OVERHEDEN PA ORGANISEREN IN DE NATIONALE EN EUROPESE POLITIEKE ARENA

In de vorige hoofdstukken is al naar voren gekomen, dat decentrale overheden in hun wens tot belangenbehartiging genoodzaakt zijn samen te werken. Zij vinden elkaar op thema’s, zoals hoogwater en krimp, of op functionele aspecten, zoals de grote en middelgrote steden doen die eigen samenwerkingsverbanden hebben gesmeed waarin meerdere thema’s aan de orde zijn. Deze samenwerkings- verbanden manifesteren zich zowel in de nationale als in de Europese politieke arena. Daarnaast bestaan er op Europees niveau tal van geïnstitutionaliseerde vormen van samenwerking zoals de in 1951 opgerichte Raad voor Europese Gemeenten en Regio’s en de Assemblee van Europese Regio’s (1985). Nederland speelt daarop in met onder meer het Huis van de Nederlandse Provincies in Brussel. De derde onderzoeksvraag – Op welke wijze bereiden decentrale overheden zich vervolgens voor op hun entree in de nationale en Europese politieke arena’s? – wordt in dit hoofdstuk beantwoord. De 377 kernzinnen die uit het totaalaantal kernzinnen, geselecteerd zijn om de derde onderzoeksvraag te kunnen beantwoorden, zijn verdeeld over acht aspecten: (1) de Europese arena; (2) de nationale arena; (3) de regionale arena; (4) bestuurlijke aspecten; (5)

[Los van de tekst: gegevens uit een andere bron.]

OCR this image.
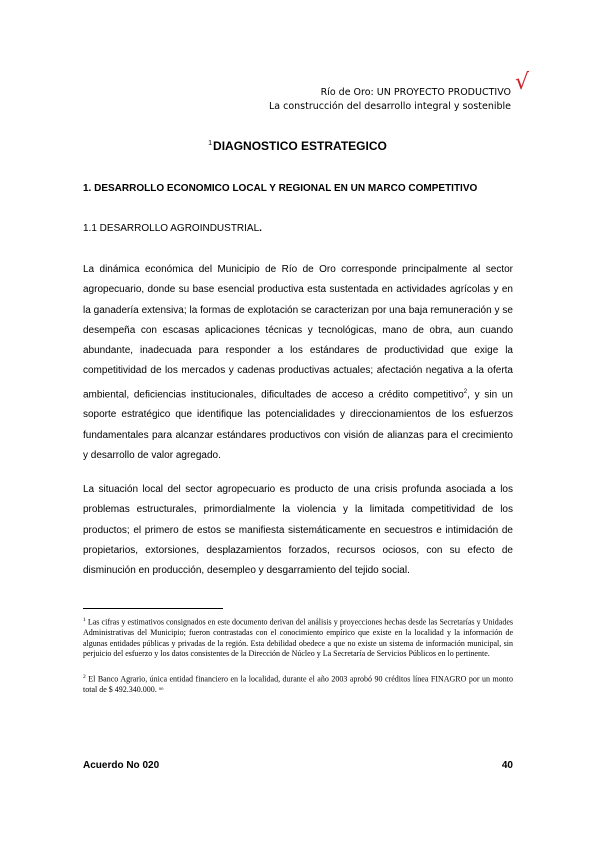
Río de Oro: UN PROYECTO PRODUCTIVO √
La construcción del desarrollo integral y sostenible
$^1$DIAGNOSTICO ESTRATEGICO
1. DESARROLLO ECONOMICO LOCAL Y REGIONAL EN UN MARCO COMPETITIVO
1.1 DESARROLLO AGROINDUSTRIAL.

La dinámica económica del Municipio de Río de Oro corresponde principalmente al sector agropecuario, donde su base esencial productiva esta sustentada en actividades agrícolas y en la ganadería extensiva; la formas de explotación se caracterizan por una baja remuneración y se desempeña con escasas aplicaciones técnicas y tecnológicas, mano de obra, aun cuando abundante, inadecuada para responder a los estándares de productividad que exige la competitividad de los mercados y cadenas productivas actuales; afectación negativa a la oferta ambiental, deficiencias institucionales, dificultades de acceso a crédito competitivo$^2$, y sin un soporte estratégico que identifique las potencialidades y direccionamientos de los esfuerzos fundamentales para alcanzar estándares productivos con visión de alianzas para el crecimiento y desarrollo de valor agregado.

La situación local del sector agropecuario es producto de una crisis profunda asociada a los problemas estructurales, primordialmente la violencia y la limitada competitividad de los productos; el primero de estos se manifiesta sistemáticamente en secuestros e intimidación de propietarios, extorsiones, desplazamientos forzados, recursos ociosos, con su efecto de disminución en producción, desempleo y desgarramiento del tejido social.

$^1$ Las cifras y estimativos consignados en este documento derivan del análisis y proyecciones hechas desde las Secretarías y Unidades Administrativas del Municipio; fueron contrastadas con el conocimiento empírico que existe en la localidad y la información de algunas entidades públicas y privadas de la región. Esta debilidad obedece a que no existe un sistema de información municipal, sin perjuicio del esfuerzo y los datos consistentes de la Dirección de Núcleo y La Secretaría de Servicios Públicos en lo pertinente.

$^2$ El Banco Agrario, única entidad financiero en la localidad, durante el año 2003 aprobó 90 créditos línea FINAGRO por un monto total de $ 492.340.000. ᵒᵒ

Acuerdo No 020	40
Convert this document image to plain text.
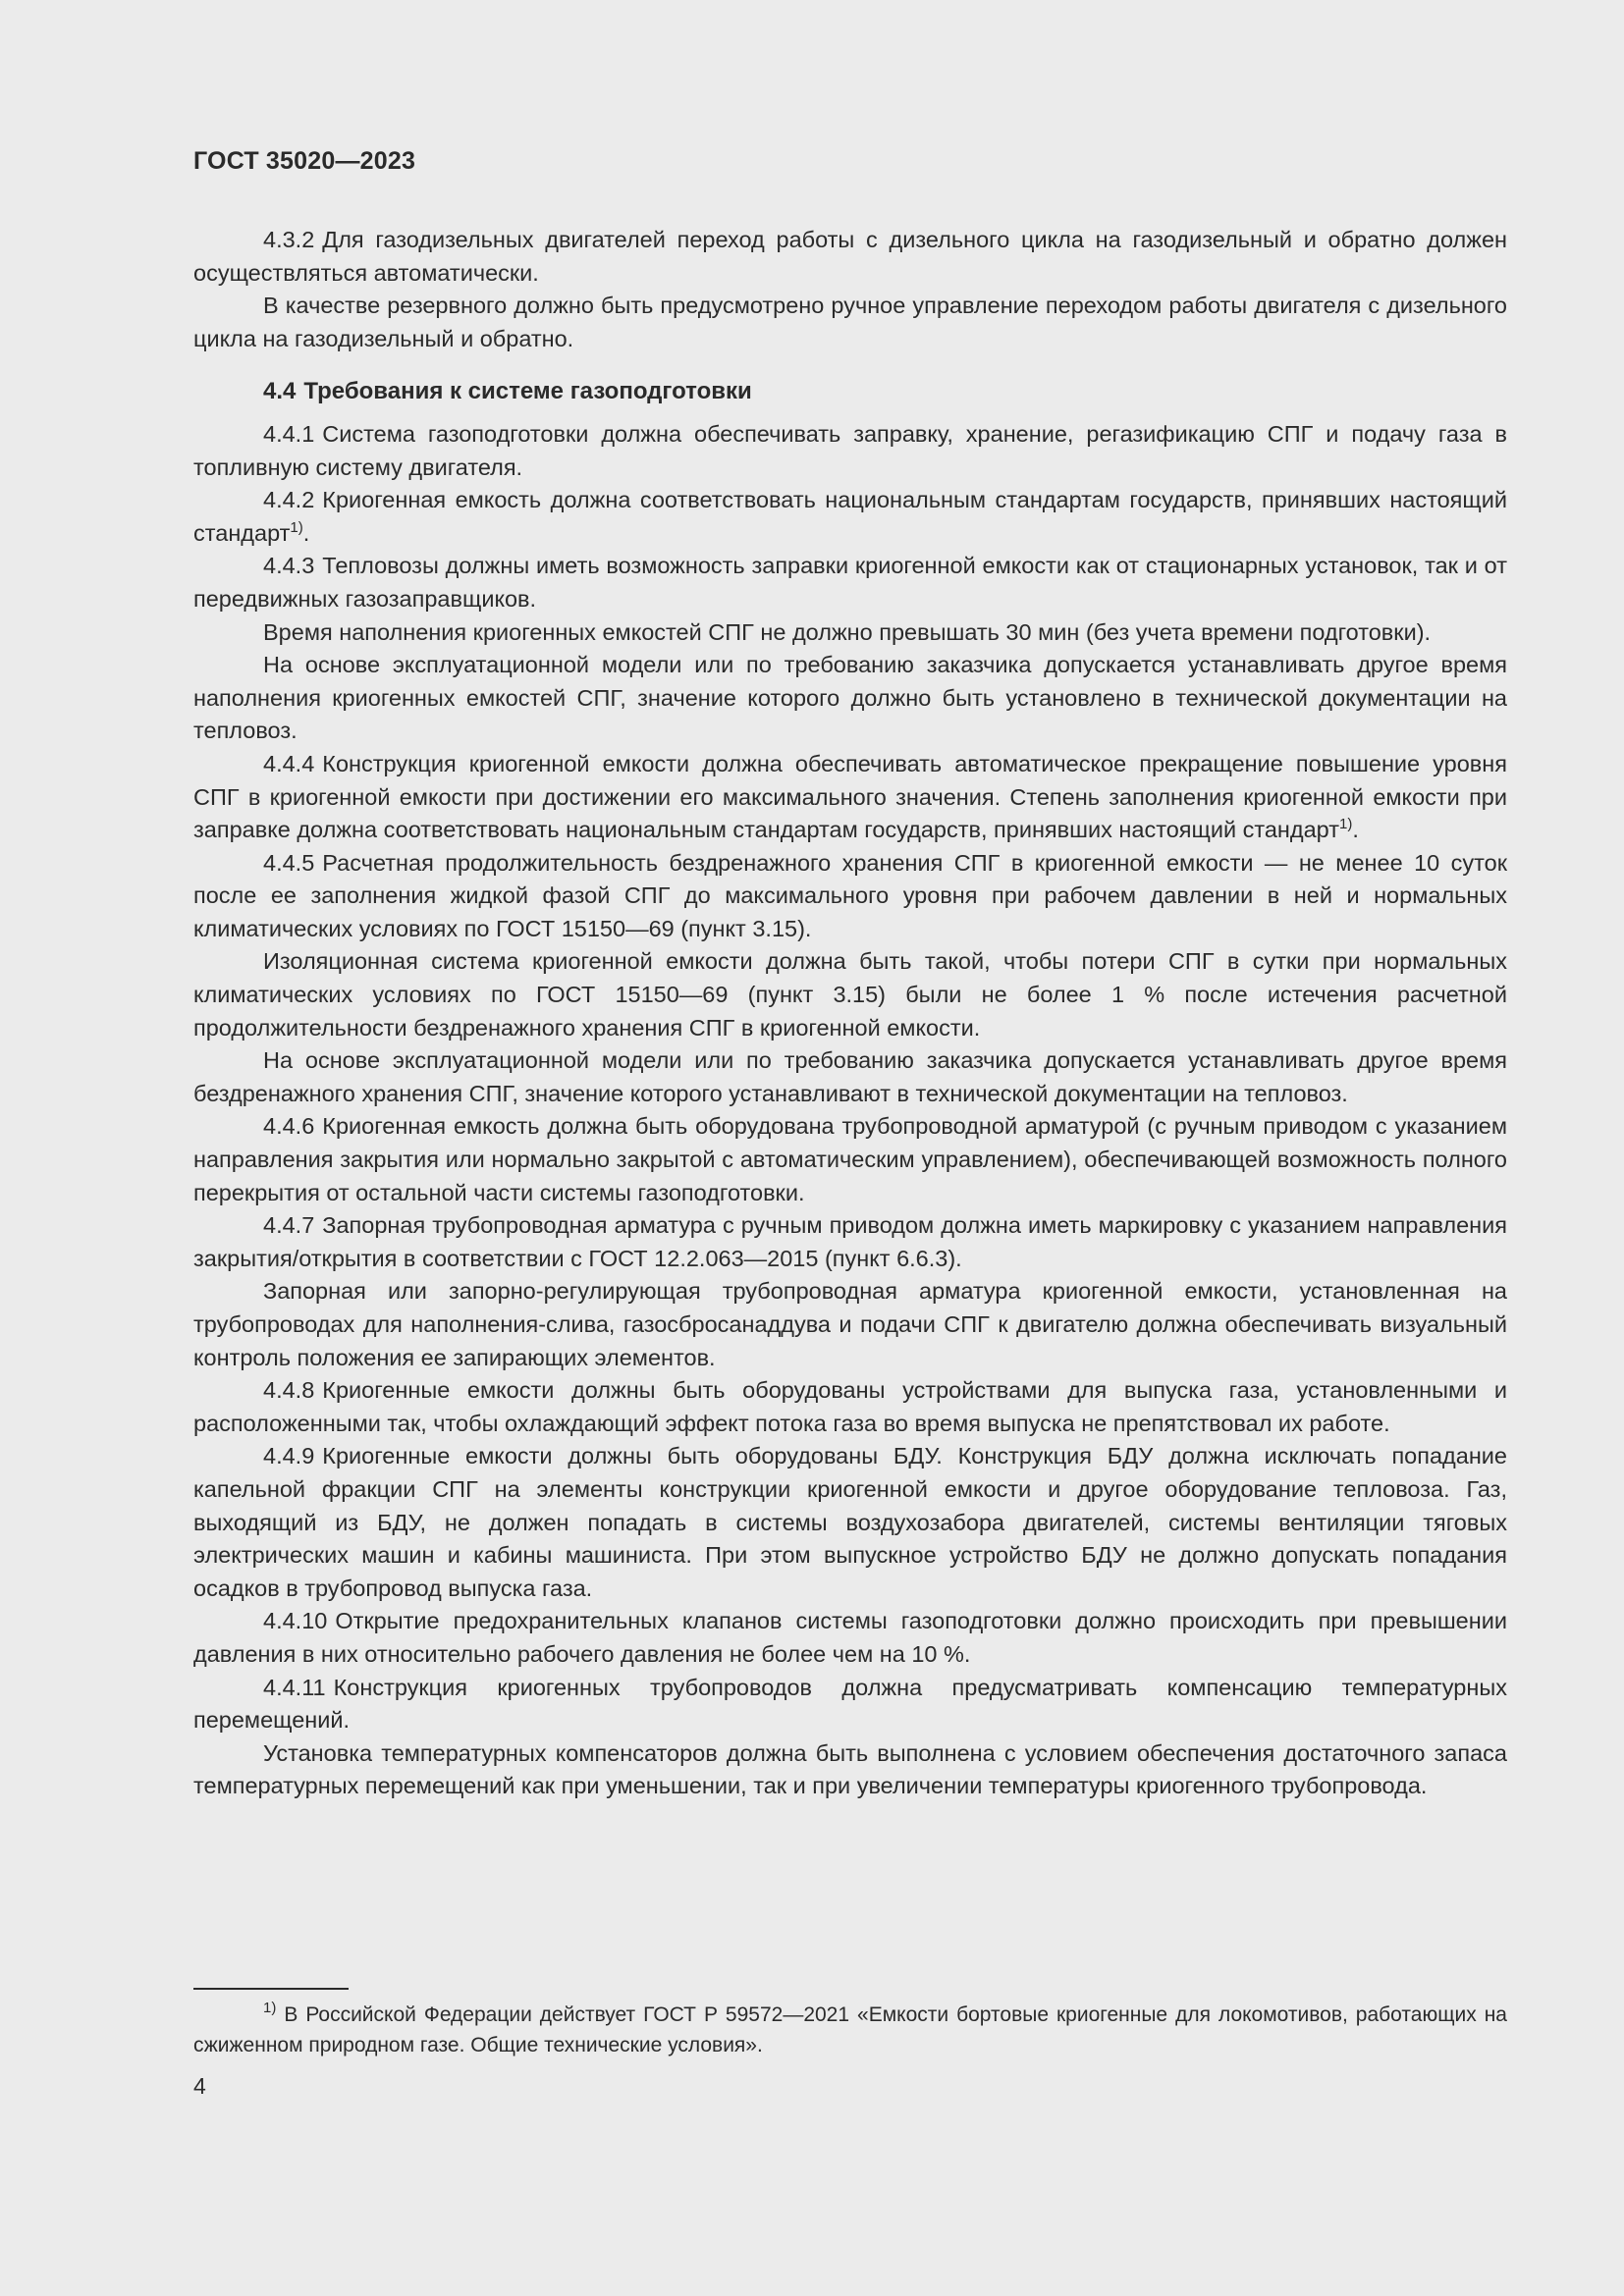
ГОСТ 35020—2023

4.3.2 Для газодизельных двигателей переход работы с дизельного цикла на газодизельный и обратно должен осуществляться автоматически.

В качестве резервного должно быть предусмотрено ручное управление переходом работы двигателя с дизельного цикла на газодизельный и обратно.

4.4 Требования к системе газоподготовки

4.4.1 Система газоподготовки должна обеспечивать заправку, хранение, регазификацию СПГ и подачу газа в топливную систему двигателя.

4.4.2 Криогенная емкость должна соответствовать национальным стандартам государств, принявших настоящий стандарт$^{1)}$.

4.4.3 Тепловозы должны иметь возможность заправки криогенной емкости как от стационарных установок, так и от передвижных газозаправщиков.

Время наполнения криогенных емкостей СПГ не должно превышать 30 мин (без учета времени подготовки).

На основе эксплуатационной модели или по требованию заказчика допускается устанавливать другое время наполнения криогенных емкостей СПГ, значение которого должно быть установлено в технической документации на тепловоз.

4.4.4 Конструкция криогенной емкости должна обеспечивать автоматическое прекращение повышение уровня СПГ в криогенной емкости при достижении его максимального значения. Степень заполнения криогенной емкости при заправке должна соответствовать национальным стандартам государств, принявших настоящий стандарт$^{1)}$.

4.4.5 Расчетная продолжительность бездренажного хранения СПГ в криогенной емкости — не менее 10 суток после ее заполнения жидкой фазой СПГ до максимального уровня при рабочем давлении в ней и нормальных климатических условиях по ГОСТ 15150—69 (пункт 3.15).

Изоляционная система криогенной емкости должна быть такой, чтобы потери СПГ в сутки при нормальных климатических условиях по ГОСТ 15150—69 (пункт 3.15) были не более 1 % после истечения расчетной продолжительности бездренажного хранения СПГ в криогенной емкости.

На основе эксплуатационной модели или по требованию заказчика допускается устанавливать другое время бездренажного хранения СПГ, значение которого устанавливают в технической документации на тепловоз.

4.4.6 Криогенная емкость должна быть оборудована трубопроводной арматурой (с ручным приводом с указанием направления закрытия или нормально закрытой с автоматическим управлением), обеспечивающей возможность полного перекрытия от остальной части системы газоподготовки.

4.4.7 Запорная трубопроводная арматура с ручным приводом должна иметь маркировку с указанием направления закрытия/открытия в соответствии с ГОСТ 12.2.063—2015 (пункт 6.6.3).

Запорная или запорно-регулирующая трубопроводная арматура криогенной емкости, установленная на трубопроводах для наполнения-слива, газосбросанаддува и подачи СПГ к двигателю должна обеспечивать визуальный контроль положения ее запирающих элементов.

4.4.8 Криогенные емкости должны быть оборудованы устройствами для выпуска газа, установленными и расположенными так, чтобы охлаждающий эффект потока газа во время выпуска не препятствовал их работе.

4.4.9 Криогенные емкости должны быть оборудованы БДУ. Конструкция БДУ должна исключать попадание капельной фракции СПГ на элементы конструкции криогенной емкости и другое оборудование тепловоза. Газ, выходящий из БДУ, не должен попадать в системы воздухозабора двигателей, системы вентиляции тяговых электрических машин и кабины машиниста. При этом выпускное устройство БДУ не должно допускать попадания осадков в трубопровод выпуска газа.

4.4.10 Открытие предохранительных клапанов системы газоподготовки должно происходить при превышении давления в них относительно рабочего давления не более чем на 10 %.

4.4.11 Конструкция криогенных трубопроводов должна предусматривать компенсацию температурных перемещений.

Установка температурных компенсаторов должна быть выполнена с условием обеспечения достаточного запаса температурных перемещений как при уменьшении, так и при увеличении температуры криогенного трубопровода.

$^{1)}$ В Российской Федерации действует ГОСТ Р 59572—2021 «Емкости бортовые криогенные для локомотивов, работающих на сжиженном природном газе. Общие технические условия».
4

arenakennis; (6) economische aspecten; (7) de menselijke maat; (8) PA als professie. De Cohen’s kappa bedroeg 0.61.

Resultaten

Met betrekking tot regionale en lokale PA in de Europese arena zijn er twee aspecten die dominant bleken. Het eerste is de persoon van de professional of de beoefenaar die naar de arena wordt uitgezonden en die bij voorkeur ‘Europeaan van nature’ moet zijn. Echter regionale en lokale politici en bestuurders die als PA-beoefenaar in de Europese arena actief willen zijn en ‘Europeaan van nature’ zijn, weten dat ‘Europa’ geen geliefd thema is bij provinciale of gemeentelijke verkiezingen. Het tweede is de onderlinge relatie ‘in het veld’ tussen professionals (en beoefenaars) en opdrachtgevers, zowel ‘van eigen huis’ als van elders.

Samenwerking wordt als onontbeerlijk gezien voor decentrale overheden in de Europese politieke arena, maar die hapert als gevolg van schaalverschillen en een tekort aan Europese arenakennis.

Met betrekking tot de nationale arena wordt gewezen op de noodzaak regionale en lokale eenheid te scheppen, meningsverschillen met stakeholders te allen tijde te voorkomen en afspraken met hen te coördineren. Decentrale overheden zouden meer dienstbaar aan stakeholders moeten zijn omdat het een band schept. Werk maken van grensoverschrijdende samenwerking met

decentrale overheden aan de andere kant van de grens met België en Duitsland voegt gewicht toe aan regionale en lokale PA boodschappen. Dominantie van de Randstad moet niet voetstoots worden geaccepteerd. Samenwerking – ook met stakeholders – is het sleutelwoord voor de externe organisatie van PA in de nationale politieke arena. Administratieve grenzen dienen in regionale en lokale samenwerkingsverbanden gerespecteerd en tegelijk ontkend te worden want het streven moet erop gericht zijn verwaterde compromissen te voorkomen.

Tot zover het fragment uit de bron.